When the temperature begins to drop and the leaves begin to change, I find myself spending more time indoors, curled on my sofa with a good book and a mug of hot cider. While I have my favorite page-turners, I love discovering new titles and authors. When I’m in need of a new book, I turn to two self-described bookworms at Room & Board: Paul Bartlett, Delivery Market Manager and Vance Olivier, Retail Facilities Manager. We asked each of them to share their five most recent reads and what they thought about them.
- The Séance by John Harwood is an outstanding modern example of the Victorian Suspense novel. Harwood mixes in mystery, horror and Spiritualism to create a satisfying tale of intrigue.
- A Long Way Gone by Ishmael Beah is a memoir of Beah’s early years growing up in Sierra Leone, where his village and family were torn apart by civil war, and he finds himself press-ganged into the nightmare life of a child soldier.

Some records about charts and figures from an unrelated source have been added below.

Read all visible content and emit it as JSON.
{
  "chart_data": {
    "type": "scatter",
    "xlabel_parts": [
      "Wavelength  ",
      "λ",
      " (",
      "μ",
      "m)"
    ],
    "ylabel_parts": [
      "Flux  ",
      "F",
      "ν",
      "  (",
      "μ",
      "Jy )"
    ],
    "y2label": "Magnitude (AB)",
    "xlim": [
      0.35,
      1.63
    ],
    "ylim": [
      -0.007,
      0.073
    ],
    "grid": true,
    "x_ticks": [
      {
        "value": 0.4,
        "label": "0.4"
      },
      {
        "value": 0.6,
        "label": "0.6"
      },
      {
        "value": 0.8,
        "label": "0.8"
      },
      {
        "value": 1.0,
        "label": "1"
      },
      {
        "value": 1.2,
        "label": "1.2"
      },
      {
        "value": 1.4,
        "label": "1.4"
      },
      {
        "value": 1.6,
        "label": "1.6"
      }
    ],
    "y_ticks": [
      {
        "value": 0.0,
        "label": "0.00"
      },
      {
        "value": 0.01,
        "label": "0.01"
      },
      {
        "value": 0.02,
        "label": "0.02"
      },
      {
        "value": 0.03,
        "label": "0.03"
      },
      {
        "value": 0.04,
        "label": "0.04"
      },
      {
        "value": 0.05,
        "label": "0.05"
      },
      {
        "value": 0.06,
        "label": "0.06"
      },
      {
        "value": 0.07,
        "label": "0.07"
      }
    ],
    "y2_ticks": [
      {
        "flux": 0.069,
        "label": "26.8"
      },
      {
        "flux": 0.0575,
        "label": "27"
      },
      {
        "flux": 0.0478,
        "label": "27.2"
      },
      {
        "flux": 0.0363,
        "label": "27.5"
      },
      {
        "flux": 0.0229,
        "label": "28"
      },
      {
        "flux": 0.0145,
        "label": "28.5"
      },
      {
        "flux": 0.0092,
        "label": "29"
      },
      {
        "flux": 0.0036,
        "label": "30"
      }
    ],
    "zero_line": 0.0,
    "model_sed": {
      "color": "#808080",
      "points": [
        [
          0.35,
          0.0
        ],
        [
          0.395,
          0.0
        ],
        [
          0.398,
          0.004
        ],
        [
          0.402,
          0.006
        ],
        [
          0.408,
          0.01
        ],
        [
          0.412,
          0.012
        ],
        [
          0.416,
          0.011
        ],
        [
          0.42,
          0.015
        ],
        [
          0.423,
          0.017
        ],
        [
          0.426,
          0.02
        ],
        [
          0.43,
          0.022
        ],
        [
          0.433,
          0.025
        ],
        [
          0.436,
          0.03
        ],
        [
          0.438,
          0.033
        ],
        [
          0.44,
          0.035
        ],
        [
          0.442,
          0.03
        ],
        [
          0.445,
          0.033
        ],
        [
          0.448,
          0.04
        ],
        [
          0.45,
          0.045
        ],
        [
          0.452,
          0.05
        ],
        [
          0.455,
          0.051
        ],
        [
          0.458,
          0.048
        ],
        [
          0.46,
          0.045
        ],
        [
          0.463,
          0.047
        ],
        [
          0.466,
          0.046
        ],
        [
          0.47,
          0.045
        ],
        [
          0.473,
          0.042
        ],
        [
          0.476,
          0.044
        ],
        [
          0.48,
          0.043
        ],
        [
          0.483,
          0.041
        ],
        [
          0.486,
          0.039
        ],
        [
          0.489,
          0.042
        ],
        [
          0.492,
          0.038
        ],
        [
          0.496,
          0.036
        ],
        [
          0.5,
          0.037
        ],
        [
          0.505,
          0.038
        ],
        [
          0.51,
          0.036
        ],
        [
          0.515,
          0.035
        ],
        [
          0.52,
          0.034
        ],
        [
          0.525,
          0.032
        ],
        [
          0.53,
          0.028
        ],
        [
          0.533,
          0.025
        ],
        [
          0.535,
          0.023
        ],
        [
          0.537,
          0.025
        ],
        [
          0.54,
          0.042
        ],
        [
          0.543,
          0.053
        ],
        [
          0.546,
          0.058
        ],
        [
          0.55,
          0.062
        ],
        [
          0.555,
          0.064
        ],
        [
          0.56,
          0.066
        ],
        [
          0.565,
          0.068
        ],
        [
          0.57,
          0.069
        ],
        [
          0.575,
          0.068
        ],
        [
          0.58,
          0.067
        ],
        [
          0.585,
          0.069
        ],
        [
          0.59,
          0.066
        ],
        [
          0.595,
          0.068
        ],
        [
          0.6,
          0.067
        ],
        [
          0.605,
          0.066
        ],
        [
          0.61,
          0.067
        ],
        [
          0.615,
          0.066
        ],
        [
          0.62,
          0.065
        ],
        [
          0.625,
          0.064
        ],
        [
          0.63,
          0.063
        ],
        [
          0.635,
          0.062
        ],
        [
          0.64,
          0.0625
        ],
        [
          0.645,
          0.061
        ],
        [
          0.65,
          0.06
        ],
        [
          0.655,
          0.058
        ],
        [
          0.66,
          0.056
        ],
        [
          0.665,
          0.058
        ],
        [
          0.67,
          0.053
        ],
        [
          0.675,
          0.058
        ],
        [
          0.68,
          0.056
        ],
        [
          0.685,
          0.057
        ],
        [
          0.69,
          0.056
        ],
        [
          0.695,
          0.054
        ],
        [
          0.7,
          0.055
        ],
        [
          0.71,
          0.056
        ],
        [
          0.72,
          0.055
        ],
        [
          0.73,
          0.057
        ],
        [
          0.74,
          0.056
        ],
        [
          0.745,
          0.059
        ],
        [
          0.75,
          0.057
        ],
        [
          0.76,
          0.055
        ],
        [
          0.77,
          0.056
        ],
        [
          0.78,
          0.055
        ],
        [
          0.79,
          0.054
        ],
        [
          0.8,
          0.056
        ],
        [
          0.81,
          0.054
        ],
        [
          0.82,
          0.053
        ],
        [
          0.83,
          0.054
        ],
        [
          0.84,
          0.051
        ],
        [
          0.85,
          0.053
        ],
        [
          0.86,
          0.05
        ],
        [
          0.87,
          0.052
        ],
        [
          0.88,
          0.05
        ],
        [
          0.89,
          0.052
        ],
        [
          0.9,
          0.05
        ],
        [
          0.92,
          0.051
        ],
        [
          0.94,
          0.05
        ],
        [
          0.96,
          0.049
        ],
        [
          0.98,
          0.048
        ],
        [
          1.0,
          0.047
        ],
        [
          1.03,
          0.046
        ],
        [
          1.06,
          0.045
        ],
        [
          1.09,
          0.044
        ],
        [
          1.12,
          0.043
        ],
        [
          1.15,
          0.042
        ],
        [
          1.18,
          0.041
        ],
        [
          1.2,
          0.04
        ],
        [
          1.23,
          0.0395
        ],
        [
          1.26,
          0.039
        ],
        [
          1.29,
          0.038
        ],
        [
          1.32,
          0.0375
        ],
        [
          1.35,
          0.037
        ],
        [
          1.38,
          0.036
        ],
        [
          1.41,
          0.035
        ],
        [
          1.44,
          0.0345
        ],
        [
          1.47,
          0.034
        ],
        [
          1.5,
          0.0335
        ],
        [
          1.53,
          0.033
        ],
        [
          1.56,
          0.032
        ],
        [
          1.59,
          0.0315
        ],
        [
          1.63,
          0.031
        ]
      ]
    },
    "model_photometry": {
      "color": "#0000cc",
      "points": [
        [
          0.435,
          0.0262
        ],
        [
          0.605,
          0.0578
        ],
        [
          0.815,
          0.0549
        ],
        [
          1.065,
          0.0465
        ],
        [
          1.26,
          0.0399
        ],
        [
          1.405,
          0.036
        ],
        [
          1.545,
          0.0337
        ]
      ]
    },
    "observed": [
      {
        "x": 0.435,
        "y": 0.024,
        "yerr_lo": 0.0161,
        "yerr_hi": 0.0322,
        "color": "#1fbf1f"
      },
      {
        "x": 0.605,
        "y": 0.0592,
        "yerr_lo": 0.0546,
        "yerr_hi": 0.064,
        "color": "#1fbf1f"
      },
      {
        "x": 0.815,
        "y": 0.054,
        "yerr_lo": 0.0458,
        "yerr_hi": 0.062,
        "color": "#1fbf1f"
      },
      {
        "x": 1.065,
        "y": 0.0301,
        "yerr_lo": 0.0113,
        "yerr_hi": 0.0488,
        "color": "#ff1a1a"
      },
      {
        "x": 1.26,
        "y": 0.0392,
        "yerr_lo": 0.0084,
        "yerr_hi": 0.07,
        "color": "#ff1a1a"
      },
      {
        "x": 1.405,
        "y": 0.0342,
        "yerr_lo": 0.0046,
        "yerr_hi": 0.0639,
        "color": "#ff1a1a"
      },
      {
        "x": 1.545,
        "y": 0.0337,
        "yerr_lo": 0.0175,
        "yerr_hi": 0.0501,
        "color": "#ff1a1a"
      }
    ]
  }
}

- Eleanor & Park by Rainbow Rowell is set in 1986 and can only be described as a loopy little love story between two quirky teenagers thrown together by their mutual existence in high school’s lower caste. The writing is quickly elegant, without threat of overburdened philosophy or wisdom. The plot is mildly predictable, but the characters are authentic and likeable, and the transformation of the title characters is worth the price of admission. Plus, it doesn’t hurt that it is chock-full of wonderfully outdated memories, like Walkmans, corded telephones, mix tapes and the Sex Pistols.
- Life After Life by Kate Atkinson. This novel tells the story, over and over, of one soul’s journey through multiple lifetimes, each building upon the last, seeking ultimately to find an elusive peace. Set amidst the trappings of World War II in Europe, the story intertwines with historic moments big and small, giving insight into not only the individual but society of the time.
- The Everything Store by Brad Stone evolved out of his journalistic research and expands on his earlier reporting on the rise of Amazon. The book tells one of the more intriguing corporate histories of the twentieth century, at once a story of the Brand and the founder, Jeff Bezos. The story is fascinating from both perspectives, as you get an opportunity to peek behind the carefully constructed veil of Amazon to gain insight on what drives the company, and to what lengths Bezos will go to achieve his goals. The story of Amazon’s rise is also the story of marketplace evolution, which makes this a particularly satisfying read as most readers were themselves witness to this convergence of technology and trend, which created a new class of consumer. It is hard to resist the constant revelations as a reader when you are able to say, “I remember that…” or “I was there when…”.
- The Life You Save May Be Your Own by Paul Elie features a combined biography of Thomas Merton, Dorothy Day, Flannery O’Conner and Walker Percy. Elie defines pilgrimage as “a journey taken in light of a story” and he tells the story of how each of these authors traveled their own pilgrimages and the story that lit their way. They all came from different backgrounds but came together loosely through their writing and their shared beliefs.
- The Moviegoer by Walker Percy, is his debut novel and winner of the 1961 National Book Award. It is an existential look at life through the eyes of a man living “the most ordinary life imaginable.” While Percy is not the greatest wordsmith in my opinion, he is a great thinker which makes the book worth reading. I have read this book a few times, most recently this summer, and he influenced me enough to name my son Walker.
- The Brother Karamazov by Fyodor Dostoevsky is surprisingly humorous early-on but the ultimate appeal is the ongoing contrasts between character types. Each of the Karamazov brothers are contrasted with aspects of their father, the father with the priest Zosima, Zosima with less compassionate priests. This contrasting allows Dostoevsky to explore sweeping issues of morality, nihilism, murder and love through the characters’ discussions and what their actions represent much like Gene Roddenberry did in the original “Star Trek.”
- The Scorpio Races by Maggie Stiefvater is a young adult novel that does not follow the typical storyline but is fun, fresh and exciting. It is a fantastic story about mythical water horses and the two 19-year-olds who find themselves training to race the violent beasts.
- King Suckerman by George Pelecanos is the second title in the D.C. Quartet Series. Pelecanos was a writer and producer on the TV show “The Wire” and happens to be a favorite author of mine. It features the story of two young men who get wound up in the drug culture of the 1970’s. There’s an element to it that’s incredibly realistic, which is kind of scary.
Now it’s your turn to share: What book(s) are you reading now?